• Carregando...
 | Felipe Lima
| Foto: Felipe Lima

Bonitinhos de Hollywood pisaram nas terras tórridas da África subsaariana em solidariedade às vítimas da guerra civil no Sudão. O genocídio de etnias não árabes veio em cenas tristes de gente famélica, famílias separadas. Foi, depois da Bósnia, o mais popstar dos conflitos, com campanhas de coleta de fundos, ações humanitárias, presença maciça de ONGs, mandado de prisão do Tribunal Penal Internacional dirigido ao Senhor da Guerra, Omar Al-Bashir.

O plus de maldade foi o estupro das mulheres como ato de humilhação étnica pelos janjawid, algo como "diabo a cavalo", que espalharam medo, dilaceração da honra e muitos descendentes de pele mais clara que, rejeitados pelas mães, se tornaram vítimas de segunda geração, dificultando o esquecimento, a superação da guerra.

Os esforços internacionais levaram à secessão, com a formação do Sudão do Sul, o caçula dos Estados, nascido em 2011. Estabelecidas as fronteiras, imaginou-se que a situa­­­ção fosse endireitar, até como tributo ao denodo das celebridades que apoiaram a causa da independência para chegar à paz e, quiçá, ao progresso.

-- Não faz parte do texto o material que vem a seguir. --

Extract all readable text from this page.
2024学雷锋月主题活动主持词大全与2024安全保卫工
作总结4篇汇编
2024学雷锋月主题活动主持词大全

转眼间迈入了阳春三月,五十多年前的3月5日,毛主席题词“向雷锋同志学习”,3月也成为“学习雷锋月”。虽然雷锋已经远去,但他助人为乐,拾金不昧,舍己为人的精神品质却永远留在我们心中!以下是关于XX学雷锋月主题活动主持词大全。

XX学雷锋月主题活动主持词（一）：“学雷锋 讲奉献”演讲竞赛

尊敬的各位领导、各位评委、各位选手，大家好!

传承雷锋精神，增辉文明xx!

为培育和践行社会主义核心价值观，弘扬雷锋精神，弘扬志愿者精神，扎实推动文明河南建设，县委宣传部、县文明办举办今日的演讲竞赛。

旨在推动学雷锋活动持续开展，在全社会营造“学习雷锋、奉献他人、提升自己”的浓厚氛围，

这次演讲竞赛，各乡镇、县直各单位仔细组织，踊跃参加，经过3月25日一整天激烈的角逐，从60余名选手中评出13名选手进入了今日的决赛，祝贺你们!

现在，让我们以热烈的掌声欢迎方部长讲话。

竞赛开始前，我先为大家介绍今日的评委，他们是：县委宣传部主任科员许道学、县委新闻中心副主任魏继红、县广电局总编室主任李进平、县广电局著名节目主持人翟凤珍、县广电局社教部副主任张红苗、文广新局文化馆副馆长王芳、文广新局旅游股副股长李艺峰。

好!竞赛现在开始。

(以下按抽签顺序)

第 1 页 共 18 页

Porém, a quartelada da semana passada, com tanques nas ruas, matraca das kalashnikov, cadáveres à beira das estradas, trouxe de volta a rotina daquelas bandas do mundo.

O enredo é tão conhecido que se pode imaginar a sequência da narrativa sem ler o noticiário: o presidente, membro da tribo Nuer, foi confrontado pelo vice, membro da tribo Dinka, esmagou violentamente a rebelião e, fardado como generalíssimo latino-americano, decretou estado de sítio, fez discurso na tevê denunciando os rebeldes como autores da matança e, principalmente, acusando o vice de querer disputar a próxima eleição presidencial em 2015. Ingredientes da comédia bolivariana misturados com a composição tribal de partes da África. O Sudão do Sul nasceu como Estado falido, natimorto.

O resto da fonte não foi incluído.